The money, alongside the additional €40 million in public funding due next year and the measures it is implementing to help itself, means the broadcaster will be in “a safe place” in 2024, he says, despite the ongoing haemorrhaging of funds from licence fee sales and renewals.
His verdict marks a distinct upgrade on the “dangerous place” that RTÉ chair Siún Ní Raghallaigh said the organisation was languishing in back in the crisis days of late June.
The fallout from the hidden payments scandal likely “accelerated” an outcome that would have happened anyway, Bakhurst believes.
“There was always going to be a crisis point. Evasion rates were very high here anyway in Ireland and the number of no-TV households was obviously rising significantly, so I think it was inevitable that this was going to happen.”
The Government’s €56 million funding commitment, though less than the sum RTÉ sought, is “really important” and he is “extremely grateful” for it, while a reassertion of the timetable for licence fee reform in 2025 was also “great to hear”, he says.
“I would say we have good and constructive relationships with the Government and the Opposition parties. We have a very good relationship with the officials in the Department. We are not always in agreement but it is always proper, and challenging where appropriate.”
Still, despite earlier attempting to reassure staff that RTÉ's financial position from 2025 onwards will be secure, he is not without caution as far as political promises are concerned.
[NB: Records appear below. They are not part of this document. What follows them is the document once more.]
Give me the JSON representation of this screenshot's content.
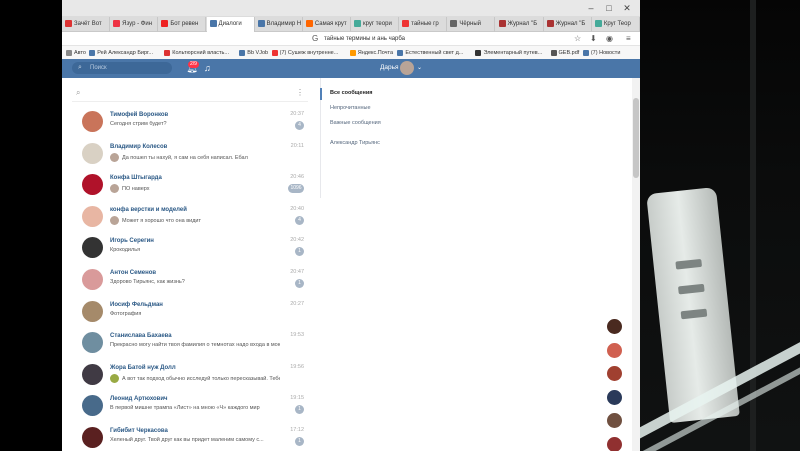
{
  "window": {
    "min": "–",
    "max": "□",
    "close": "✕"
  },
  "tabs": [
    {
      "label": "Зачёт Вот",
      "color": "#d33"
    },
    {
      "label": "Язур - Фин",
      "color": "#e34"
    },
    {
      "label": "Бот ревен",
      "color": "#e22"
    },
    {
      "label": "Диалоги",
      "color": "#4a76a8",
      "active": true
    },
    {
      "label": "Владимир Н",
      "color": "#4a76a8"
    },
    {
      "label": "Самая крут",
      "color": "#f60"
    },
    {
      "label": "круг теори",
      "color": "#4a9"
    },
    {
      "label": "тайные гр",
      "color": "#e33"
    },
    {
      "label": "Чёрный",
      "color": "#666"
    },
    {
      "label": "Журнал \"Б",
      "color": "#a33"
    },
    {
      "label": "Журнал \"Б",
      "color": "#a33"
    },
    {
      "label": "Круг Теор",
      "color": "#4a9"
    }
  ],
  "address": {
    "url": "тайные термины и ань чарба"
  },
  "bookmarks": [
    {
      "label": "Авто",
      "color": "#888"
    },
    {
      "label": "Рей Александр Бирг...",
      "color": "#4a76a8"
    },
    {
      "label": "Кольтюрсний власть...",
      "color": "#d33"
    },
    {
      "label": "Bb VJob",
      "color": "#4a76a8"
    },
    {
      "label": "(7) Сушеж внутренне...",
      "color": "#e33"
    },
    {
      "label": "Яндекс.Почта",
      "color": "#f90"
    },
    {
      "label": "Естественный свет д...",
      "color": "#4a76a8"
    },
    {
      "label": "Элементарный путев...",
      "color": "#333"
    },
    {
      "label": "GEB.pdf",
      "color": "#555"
    },
    {
      "label": "(7) Новости",
      "color": "#4a76a8"
    }
  ],
  "header": {
    "search_placeholder": "Поиск",
    "notif_count": "2/9",
    "user_name": "Дарья"
  },
  "dialogs": [
    {
      "name": "Тимофей Воронков",
      "msg": "Сегодня стрим будет?",
      "time": "20:37",
      "badge": "4",
      "ava": "#c9745a"
    },
    {
      "name": "Владимир Колесов",
      "msg": "Да пошел ты нахуй, я сам на себя написал. Ебал",
      "time": "20:11",
      "badge": "",
      "ava": "#d9d1c4",
      "mini": "#b9a497"
    },
    {
      "name": "Конфа Штыгарда",
      "msg": "ПО наверх",
      "time": "20:46",
      "badge": "1096",
      "ava": "#b0122a",
      "mini": "#b9a497"
    },
    {
      "name": "конфа верстки и моделей",
      "msg": "Может я хорошо что она видит",
      "time": "20:40",
      "badge": "4",
      "ava": "#e8b6a3",
      "mini": "#b9a497"
    },
    {
      "name": "Игорь Серегин",
      "msg": "Крокодилья",
      "time": "20:42",
      "badge": "1",
      "ava": "#333333"
    },
    {
      "name": "Антон Семенов",
      "msg": "Здорово Тирьянс, как жизнь?",
      "time": "20:47",
      "badge": "1",
      "ava": "#d99a9a"
    },
    {
      "name": "Иосиф Фельдман",
      "msg": "Фотография",
      "time": "20:27",
      "badge": "",
      "ava": "#a58a6a"
    },
    {
      "name": "Станислава Бахаева",
      "msg": "Прекрасно могу найти твоя фамилия о темнотах надо входа в мою сторону",
      "time": "19:53",
      "badge": "",
      "ava": "#6f8ea0"
    },
    {
      "name": "Жора Батой нуж Долл",
      "msg": "А вот так подход обычно исследуй только пересказывай. Тебе",
      "time": "19:56",
      "badge": "",
      "ava": "#403a44",
      "mini": "#9a4"
    },
    {
      "name": "Леонид Артюхович",
      "msg": "В первой мишне трампа «Лист» на мною «Ч» каждого мир",
      "time": "19:15",
      "badge": "1",
      "ava": "#486a8a"
    },
    {
      "name": "Гибибит Черкасова",
      "msg": "Хеленый друг. Твой друг как вы придет маленим самому с...",
      "time": "17:12",
      "badge": "1",
      "ava": "#5a2020"
    }
  ],
  "folders": [
    {
      "label": "Все сообщения",
      "selected": true
    },
    {
      "label": "Непрочитанные"
    },
    {
      "label": "Важные сообщения"
    },
    {
      "label": "Александр Тирьянс"
    }
  ],
  "float_avatars": [
    "#4a2a20",
    "#d06050",
    "#a04030",
    "#2a3a5a",
    "#705040",
    "#903030"
  ]
}
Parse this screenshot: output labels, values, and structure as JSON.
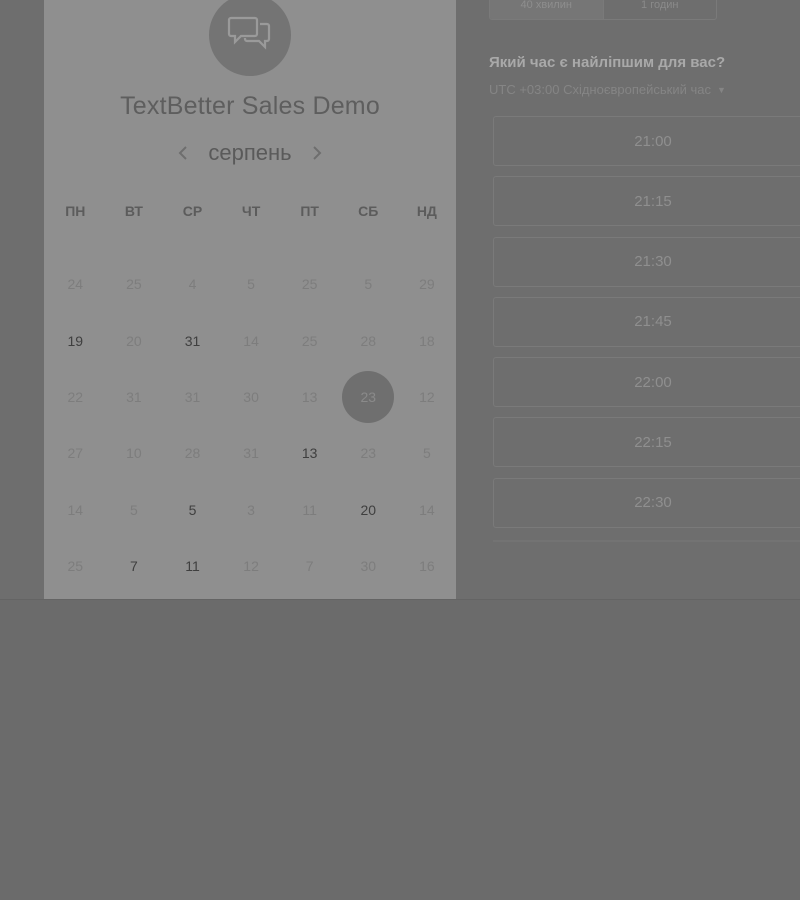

“You can never count on anything. All I can do is listen to what I am being told and look at what people are saying publicly and listen to what they are saying privately.”
The weeks ahead remain frenetic: a new commercial strategy is “almost ready”, various independent reports on corporate governance that may make “difficult reading” for RTÉ are due to be published and an updated list of the 10 highest-paid presenters and what they earn will also be released.
Back when Bakhurst was appointed in April, three months before his term officially began, he could scarcely have imagined that he would wind up personally filling so much airtime on RTÉ. On Tuesday evening, his interviews with journalists from outside the broadcaster bridged a gap between appearances on Six-One and Prime Time.
Ideally, his reign at RTÉ will not be defined by job losses and other downbeat retrenchment, he says.
“If I can leave here with trust re-established in the organisation, with it becoming a better and happier place for people to work, and with it delivering great content to audiences on platforms that are relevant, I’ll be happy enough.”